By contrast, an amended bill of particulars may include new injuries, new theories of liability, or wholly new categories of special damages not previously asserted and CPLR §3402(b) authorizes this once as of course prior to the filing of a note of issue. Vargas v. Villa Josefa Realty Corp., 28 AD3d 389 [1st Dept. 2006]; Scherrer v. Time Equities, Inc., 27 AD3d 208; Barrera v. City of New York, 265 AD2d 516 [1st Dept. 2006]; Pines v. Muss Dev. Co., 172 AD2d 600 [2d Dept. 1991].

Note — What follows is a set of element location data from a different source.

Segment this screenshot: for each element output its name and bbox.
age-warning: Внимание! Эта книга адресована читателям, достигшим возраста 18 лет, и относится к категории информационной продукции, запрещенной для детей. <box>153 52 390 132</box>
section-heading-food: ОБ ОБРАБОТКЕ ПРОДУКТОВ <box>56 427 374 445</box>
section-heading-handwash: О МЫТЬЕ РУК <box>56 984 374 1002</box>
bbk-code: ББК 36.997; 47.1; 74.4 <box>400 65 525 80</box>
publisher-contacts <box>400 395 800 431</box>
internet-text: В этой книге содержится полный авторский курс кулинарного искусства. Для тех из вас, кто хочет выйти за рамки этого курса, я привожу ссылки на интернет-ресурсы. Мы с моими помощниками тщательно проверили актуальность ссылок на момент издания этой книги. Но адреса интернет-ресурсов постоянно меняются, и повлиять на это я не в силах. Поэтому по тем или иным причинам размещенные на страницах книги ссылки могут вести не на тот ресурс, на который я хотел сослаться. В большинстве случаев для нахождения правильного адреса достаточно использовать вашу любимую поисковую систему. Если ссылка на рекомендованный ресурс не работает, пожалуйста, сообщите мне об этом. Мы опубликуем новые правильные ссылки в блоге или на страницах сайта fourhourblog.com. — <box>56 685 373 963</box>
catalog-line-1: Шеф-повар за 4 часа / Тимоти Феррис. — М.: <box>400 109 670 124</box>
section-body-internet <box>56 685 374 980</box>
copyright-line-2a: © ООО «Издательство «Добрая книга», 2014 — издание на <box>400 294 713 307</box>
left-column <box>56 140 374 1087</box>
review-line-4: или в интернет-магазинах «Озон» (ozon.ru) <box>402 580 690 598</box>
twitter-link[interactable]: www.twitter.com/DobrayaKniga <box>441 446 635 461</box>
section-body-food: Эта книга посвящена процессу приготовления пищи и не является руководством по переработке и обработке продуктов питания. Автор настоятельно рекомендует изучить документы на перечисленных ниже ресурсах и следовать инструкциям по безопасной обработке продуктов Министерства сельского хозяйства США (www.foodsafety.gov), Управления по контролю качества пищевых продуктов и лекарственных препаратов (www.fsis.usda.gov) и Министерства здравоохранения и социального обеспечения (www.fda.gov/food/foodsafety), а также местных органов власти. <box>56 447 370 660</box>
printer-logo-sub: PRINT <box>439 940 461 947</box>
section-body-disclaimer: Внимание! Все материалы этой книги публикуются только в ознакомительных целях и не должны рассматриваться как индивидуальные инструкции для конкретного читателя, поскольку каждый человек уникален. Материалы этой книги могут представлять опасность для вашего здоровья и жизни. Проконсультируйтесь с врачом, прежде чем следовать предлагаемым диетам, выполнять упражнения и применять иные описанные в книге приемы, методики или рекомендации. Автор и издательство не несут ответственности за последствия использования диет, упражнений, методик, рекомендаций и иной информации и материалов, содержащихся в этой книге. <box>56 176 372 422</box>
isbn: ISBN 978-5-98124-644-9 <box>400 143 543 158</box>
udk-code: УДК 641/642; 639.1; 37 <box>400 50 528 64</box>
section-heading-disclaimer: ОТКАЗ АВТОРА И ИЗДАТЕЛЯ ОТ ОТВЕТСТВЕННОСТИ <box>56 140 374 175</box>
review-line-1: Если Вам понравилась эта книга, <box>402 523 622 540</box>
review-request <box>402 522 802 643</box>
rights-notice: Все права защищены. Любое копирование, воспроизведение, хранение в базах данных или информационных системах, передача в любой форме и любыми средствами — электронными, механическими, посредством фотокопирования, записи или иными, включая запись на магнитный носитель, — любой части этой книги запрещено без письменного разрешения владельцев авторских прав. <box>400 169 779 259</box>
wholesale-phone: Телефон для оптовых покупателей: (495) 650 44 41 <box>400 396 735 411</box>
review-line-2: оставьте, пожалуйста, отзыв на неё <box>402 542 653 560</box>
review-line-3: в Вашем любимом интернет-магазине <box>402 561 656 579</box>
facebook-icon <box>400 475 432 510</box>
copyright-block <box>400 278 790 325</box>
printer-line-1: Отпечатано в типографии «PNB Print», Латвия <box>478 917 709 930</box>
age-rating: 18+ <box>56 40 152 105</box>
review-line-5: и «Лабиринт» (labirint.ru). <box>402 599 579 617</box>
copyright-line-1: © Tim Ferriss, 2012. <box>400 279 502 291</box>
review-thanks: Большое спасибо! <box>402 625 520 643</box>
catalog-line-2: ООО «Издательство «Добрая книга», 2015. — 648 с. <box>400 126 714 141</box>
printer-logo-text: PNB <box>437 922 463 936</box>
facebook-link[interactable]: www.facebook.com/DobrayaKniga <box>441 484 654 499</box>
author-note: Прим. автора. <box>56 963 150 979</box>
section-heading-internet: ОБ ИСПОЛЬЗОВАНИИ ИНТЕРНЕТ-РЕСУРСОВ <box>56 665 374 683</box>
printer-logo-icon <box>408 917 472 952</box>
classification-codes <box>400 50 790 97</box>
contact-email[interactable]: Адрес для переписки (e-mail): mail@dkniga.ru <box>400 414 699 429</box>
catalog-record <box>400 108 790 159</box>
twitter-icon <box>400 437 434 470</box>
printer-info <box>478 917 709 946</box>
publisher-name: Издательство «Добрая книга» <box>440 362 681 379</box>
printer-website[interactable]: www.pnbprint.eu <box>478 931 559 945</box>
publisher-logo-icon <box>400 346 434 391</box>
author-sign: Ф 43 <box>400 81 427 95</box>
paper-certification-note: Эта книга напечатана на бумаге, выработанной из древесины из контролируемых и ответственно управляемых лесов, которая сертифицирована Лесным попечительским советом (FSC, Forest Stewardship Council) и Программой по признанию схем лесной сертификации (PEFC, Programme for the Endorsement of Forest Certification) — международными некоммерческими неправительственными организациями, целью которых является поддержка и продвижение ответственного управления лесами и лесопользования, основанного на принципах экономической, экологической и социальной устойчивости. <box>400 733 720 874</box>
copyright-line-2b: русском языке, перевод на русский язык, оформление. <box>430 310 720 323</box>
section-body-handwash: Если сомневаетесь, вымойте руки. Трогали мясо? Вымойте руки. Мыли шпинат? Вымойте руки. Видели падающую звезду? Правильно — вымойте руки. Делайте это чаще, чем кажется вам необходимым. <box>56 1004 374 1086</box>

The Court finds that plaintiffs' instrument dated July 30, 2015 is more properly characterized as an amended bill of particulars because its purpose was not to update allegations of special damages previously asserted but, theoretically, to add a new claim a for a malpractice that occurred on September 8, 2012. (see Pearce v Booth Mem. Hosp., 152 AD2d 553, 554 [2d Dept. 1989]; see also CPLR 3043 [b]; Siegel, Practice Commentaries, McKinney's Cons Laws of NY, Book 7B, CPLR C3042:14, at 539-540; C3043:2, at 602). Bauch v Verrilli, 176 AD2d 1116, 1116-1117 [3d Dept. 1991]. Here, the distinction between an amended bill and a supplemental bill is irrelevant because either could be served without leave of court in the current proceduralm posture. Accordingly, as an amended bill of particulars it is properly served.
The further inquiry is whether the statute of limitations prevents the amendment since the earlier date of malpractice is not mentioned in the bill of particulars. This Court declines the exclusion as the earlier date is necessarily intertwined with the information already conveyed in the pleadings and of which this defendant should have been aware. Had this information not [*3]been mentioned in either bill of particulars the remedy still ought not be exclusion where such proof necessarily flows from the information conveyed in the pleadings. (see Boyer v. Kamthan, 130 AD3d 1176, [3d Dept. 2015]; Sherry v. North Colonie Cent. School Dist., 39 AD3d 986, 991, [3d Dept. 2007]; D'Angelo v. Bryk, 205 AD2d 935, 936—937 [3d Dept. 1994]; Van Derzee v. Knight—Ridder Broadcasting, 185 AD2d 1011, 1011 [3d Dept. 1992].
A further ground of denial on statute of limitations ground is the very language of the complaint as already noted. The complaint's inclusion of the earlier date contradicts the defendant's notion that the July 30, 2015 instrument contains a new fact.
Lastly, whether the further disclosure was even necessary is left for the reflection of those who drafted a complaint generously punctuated with at "all times mentioned herein" - having already included the earlier date and nevertheless perceiving, perhaps for cautionary reasons over two years hence, to either amend or supplement the disclosure.
Based upon the foregoing, the motion on behalf of defendant Close is denied in its entirety without costs.
The above constitutes the Decision and Order of this Court.
The original of this Decision and Order has been filed by the Court together with the Notice of Motion dated September 18, 2015 and the papers enumerated below. Plaintiffs are hereby directed to serve a copy of the filed Decision and Order with notice of entry as outlined in CPLR 5513.